- Second base / Chaperone / Manager
- Born: September 14, 1924 New Carlisle, Ohio, U.S.
- Died: March 31, 2007 (aged 82) Port Charlotte, Florida, U.S.
- Batted: RightThrew: Right

Teams
- Muskegon Lassies (1947); Chicago Colleens (1948–1950); Battle Creek Belles (1951–1952); Muskegon Belles (1953);

Career highlights and awards
- Women in Baseball – AAGPBL Permanent Display at Baseball Hall of Fame and Museum (1988);

= Patricia Barringer =

American baseball player

Patricia Barringer (September 14, 1924 – March 31, 2007) was an All-American Girls Professional Baseball League ballplayer. Listed at 5' 7", 145 lb., she batted and threw right handed.

Born in New Carlisle, Ohio, Patricia Barringer attended Ohio State University. She was interested in sports since her childhood. In the 1940s, she held a national Amateur Athletic Union swimming record and trained under guidance of former Olympic gold medal winner Johnny Weissmuller. She also was active in snowmobiling, waterskiing and bowling.

Barringer entered the league in 1947 with the Muskegon Lassies, playing a few games at second base before becoming a chaperone for the next six years.

She opened 1948 with the Chicago Colleens, and agreed to manage and serve as chaperone for them when it was converted into a player development team.

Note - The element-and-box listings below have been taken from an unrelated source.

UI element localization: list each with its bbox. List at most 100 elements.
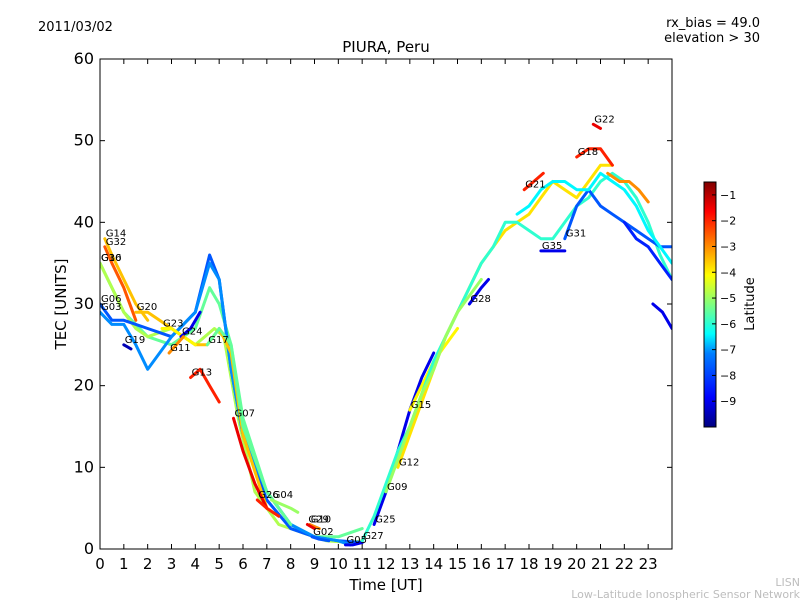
x-tick-label: 17 <box>496 555 515 573</box>
series-line-unlabeled-32 <box>622 220 672 281</box>
colorbar-tick-label: −4 <box>720 266 736 279</box>
series-line-g07 <box>232 416 269 510</box>
series-line-g09 <box>384 278 483 494</box>
axes: 0 1 2 3 4 5 6 7 8 9 10 11 12 13 14 15 16 17 18 19 20 21 22 2301… <box>74 49 672 573</box>
series-line-g28 <box>467 278 490 306</box>
x-tick-label: 1 <box>119 555 129 573</box>
colorbar-tick-label: −6 <box>720 318 736 331</box>
satellite-label-g27: G27 <box>363 531 383 542</box>
satellite-label-g28: G28 <box>470 294 490 305</box>
colorbar-ticks: −1 −2 −3 −4 −5 −6 −7 −8 −9 <box>712 189 736 408</box>
satellite-label-g24: G24 <box>182 327 202 338</box>
elevation-label: elevation > 30 <box>664 31 760 46</box>
series-line-g14 <box>103 237 150 322</box>
satellite-label-g19: G19 <box>125 335 145 346</box>
y-tick-label: 20 <box>74 376 94 395</box>
satellite-label-g17: G17 <box>208 335 228 346</box>
satellite-label-g29: G29 <box>308 515 328 526</box>
date-label: 2011/03/02 <box>38 20 113 35</box>
colorbar-tick-label: −1 <box>720 189 736 202</box>
rx-bias-label: rx_bias = 49.0 <box>666 16 760 31</box>
satellite-label-g18: G18 <box>578 147 598 158</box>
satellite-label-g12: G12 <box>399 457 419 468</box>
series-line-unlabeled-33 <box>651 302 672 330</box>
x-tick-label: 4 <box>191 555 201 573</box>
series-line-g02 <box>310 535 331 543</box>
satellite-label-g09: G09 <box>387 482 407 493</box>
colorbar-tick-label: −5 <box>720 292 736 305</box>
series-line-g05 <box>344 541 364 547</box>
series-line-unlabeled-34 <box>515 171 672 265</box>
x-axis-label: Time [UT] <box>348 576 422 594</box>
series-line-g24 <box>179 310 202 339</box>
series-line-g25 <box>372 351 436 526</box>
series-line-g26 <box>255 498 281 518</box>
series-line-g04 <box>270 498 300 514</box>
y-tick-label: 0 <box>84 539 94 558</box>
y-tick-label: 60 <box>74 49 94 68</box>
satellite-label-g05: G05 <box>347 535 367 546</box>
series-line-unlabeled-31 <box>606 171 650 204</box>
satellite-label-g32: G32 <box>106 237 126 248</box>
x-tick-label: 19 <box>543 555 562 573</box>
x-tick-label: 2 <box>143 555 153 573</box>
satellite-label-g23: G23 <box>163 319 183 330</box>
colorbar-tick-label: −7 <box>720 344 736 357</box>
x-tick-label: 20 <box>567 555 586 573</box>
satellite-label-g15: G15 <box>411 400 431 411</box>
series-line-g13 <box>189 367 221 404</box>
series-line-g27 <box>360 171 672 543</box>
x-tick-label: 23 <box>639 555 658 573</box>
series-line-g18 <box>575 147 614 167</box>
x-tick-label: 14 <box>424 555 443 573</box>
chart-title: PIURA, Peru <box>342 38 429 56</box>
x-tick-label: 9 <box>310 555 320 573</box>
satellite-label-g14: G14 <box>106 229 126 240</box>
satellite-label-g30: G30 <box>101 253 121 264</box>
satellite-label-g22: G22 <box>594 114 614 125</box>
series-layer <box>100 122 672 547</box>
x-tick-label: 16 <box>472 555 491 573</box>
y-axis-label: TEC [UNITS] <box>52 259 70 351</box>
x-tick-label: 3 <box>167 555 177 573</box>
colorbar-tick-label: −9 <box>720 395 736 408</box>
satellite-label-g25: G25 <box>375 515 395 526</box>
footer-lisn: LISN <box>775 576 800 589</box>
series-line-g32 <box>103 245 138 322</box>
x-tick-label: 10 <box>329 555 348 573</box>
satellite-label-g13: G13 <box>192 368 212 379</box>
satellite-label-g35: G35 <box>542 241 562 252</box>
series-line-g31 <box>563 188 672 249</box>
satellite-label-g11: G11 <box>170 343 190 354</box>
series-line-g22 <box>591 122 602 130</box>
plot-frame <box>99 58 673 550</box>
satellite-label-g31: G31 <box>566 229 586 240</box>
x-tick-label: 11 <box>353 555 372 573</box>
y-tick-label: 30 <box>74 294 94 313</box>
series-line-g19 <box>122 343 133 351</box>
colorbar <box>703 181 717 428</box>
x-tick-label: 13 <box>400 555 419 573</box>
x-tick-label: 0 <box>95 555 105 573</box>
series-line-g29 <box>305 523 316 531</box>
satellite-label-g02: G02 <box>313 527 333 538</box>
series-line-g11 <box>167 335 185 355</box>
series-line-g23 <box>160 327 197 347</box>
x-tick-label: 6 <box>238 555 248 573</box>
colorbar-tick-label: −8 <box>720 369 736 382</box>
series-line-g12 <box>396 163 614 469</box>
satellite-label-g20: G20 <box>137 302 157 313</box>
y-tick-label: 40 <box>74 212 94 231</box>
x-tick-label: 21 <box>591 555 610 573</box>
x-tick-label: 15 <box>448 555 467 573</box>
satellite-label-g04: G04 <box>273 490 293 501</box>
footer-network: Low-Latitude Ionospheric Sensor Network <box>571 588 800 600</box>
colorbar-label: Latitude <box>743 277 758 331</box>
y-tick-label: 10 <box>74 457 94 476</box>
colorbar-tick-label: −3 <box>720 240 736 253</box>
series-line-g17 <box>205 327 293 526</box>
y-tick-label: 50 <box>74 131 94 150</box>
x-tick-label: 8 <box>286 555 296 573</box>
x-tick-label: 12 <box>376 555 395 573</box>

Another former second base player, Barbara Liebrich, was named chaperone-manager for the Springfield Sallies.

From 1949 through 1950, both teams played an extensive exhibition schedule against each other through the South and East, including contests at Griffith Stadium in Washington, D.C., and Yankee Stadium in New York City.

She returned to league action as chaperone for the 1951–1952 Battle Creek Belles and for the 1953 Muskegon Belles.

After baseball, she spent thirty years in the financial field as an auditor and tax accountant.

In 1988, she received further recognition when she became part of Women in Baseball, a permanent display based at the Baseball Hall of Fame and Museum in Cooperstown, New York, which was unveiled to honor the entire All-American Girls Professional Baseball League.

Barringer was a longtime resident of Port Charlotte, Florida, where she died in 2007 at the age of 82.